Ina Y, Koide Y, Nezu N, Yoshida T O
J Immunol. 1987 Sep 1;139(5):1711-7.
The cross-linking of Fc receptors (FcR) on HL-60 cells inhibited the ability of recombinant IFN-gamma to induce HLA class II antigens. This appeared to be correlated with intracellular mRNA level. HL-60 lacked detectable HLA class II mRNA. IFN-gamma led to appearance of these transcripts, which were canceled by the cross-linking of FcR. Therefore, experiments were designed to investigate the intracellular signaling molecules regulating the appearance of HLA class II molecules or transcripts. The expression of HLA class II antigen induced by IFN-gamma was blocked by a calmodulin antagonist, W-7, but not by a protein kinase C (PKC) inhibitor, H-7. Furthermore, a direct activator of PKC, phorbol myristate acetate, was not able to induce the HLA class II antigen expression. These results suggest that IFN-gamma induces HLA class II antigens on HL-60 cells via a calcium-calmodulin pathway and not via a PKC pathway. Calmodulin is activated by a transient rise in the cytosolic free calcium. In fact, the measurement of calcium influx into HL-60 cells showed that a remarkable and time-dependent calcium accumulation was caused by IFN-gamma, and that depletion of Ca2+ from culture medium resulted in failure of IFN-gamma to induce class II antigen expression. Furthermore, calcium ionophore, A23187, by itself induced HLA class II antigen expression. These results suggest that IFN-gamma stimulates calcium influx and activates the calmodulin branch of the calcium messenger system, resulting in the induction of class II antigen expression on HL-60 cells. On the other hand, cross-linking of FcR elicited the accumulation of intracellular cAMP, which appeared to suppress the IFN-gamma-induced calcium influx, resulting in annulling HLA class II antigen-inducing activity of IFN-gamma. These intracellular events of HL-60 regulate the expression of HLA class II transcripts and molecules.

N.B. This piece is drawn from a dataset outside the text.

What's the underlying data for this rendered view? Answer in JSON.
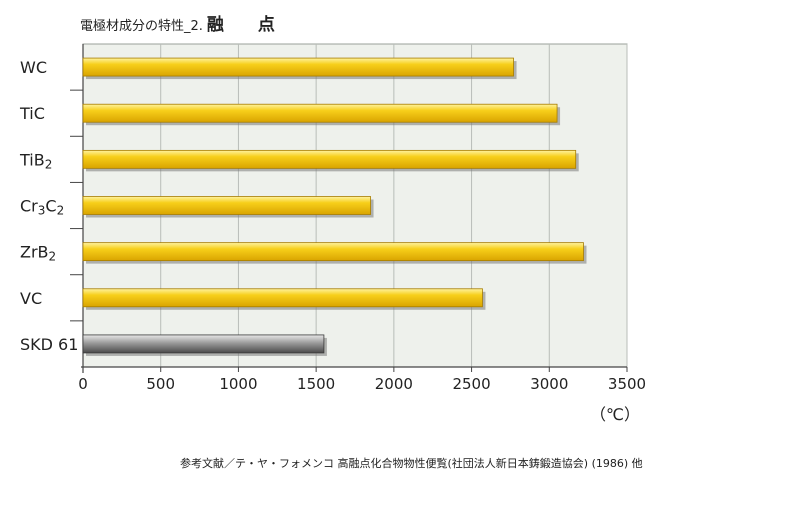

HL-60细胞上Fc受体(FcR)的交联抑制了重组干扰素-γ诱导HLA II类抗原的能力。这似乎与细胞内mRNA水平相关。HL-60缺乏可检测到的HLA II类mRNA。干扰素-γ导致这些转录本出现,而FcR的交联可使其消失。因此,设计实验来研究调节HLA II类分子或转录本出现的细胞内信号分子。干扰素-γ诱导的HLA II类抗原表达被钙调蛋白拮抗剂W-7阻断,但未被蛋白激酶C(PKC)抑制剂H-7阻断。此外,PKC的直接激活剂佛波醇肉豆蔻酸酯乙酸盐不能诱导HLA II类抗原表达。这些结果表明,干扰素-γ通过钙-钙调蛋白途径而非PKC途径诱导HL-60细胞上的HLA II类抗原。钙调蛋白由胞质游离钙的短暂升高激活。事实上,对HL-60细胞钙内流的测量表明,干扰素-γ引起显著的、时间依赖性的钙积累,并且培养基中Ca2+的耗尽导致干扰素-γ无法诱导II类抗原表达。此外,钙离子载体A23187自身可诱导HLA II类抗原表达。这些结果表明,干扰素-γ刺激钙内流并激活钙信使系统的钙调蛋白分支,从而导致HL-60细胞上II类抗原表达的诱导。另一方面,FcR的交联引起细胞内cAMP积累,这似乎抑制了干扰素-γ诱导的钙内流,导致干扰素-γ的HLA II类抗原诱导活性丧失。HL-60细胞的这些细胞内事件调节HLA II类转录本和分子的表达。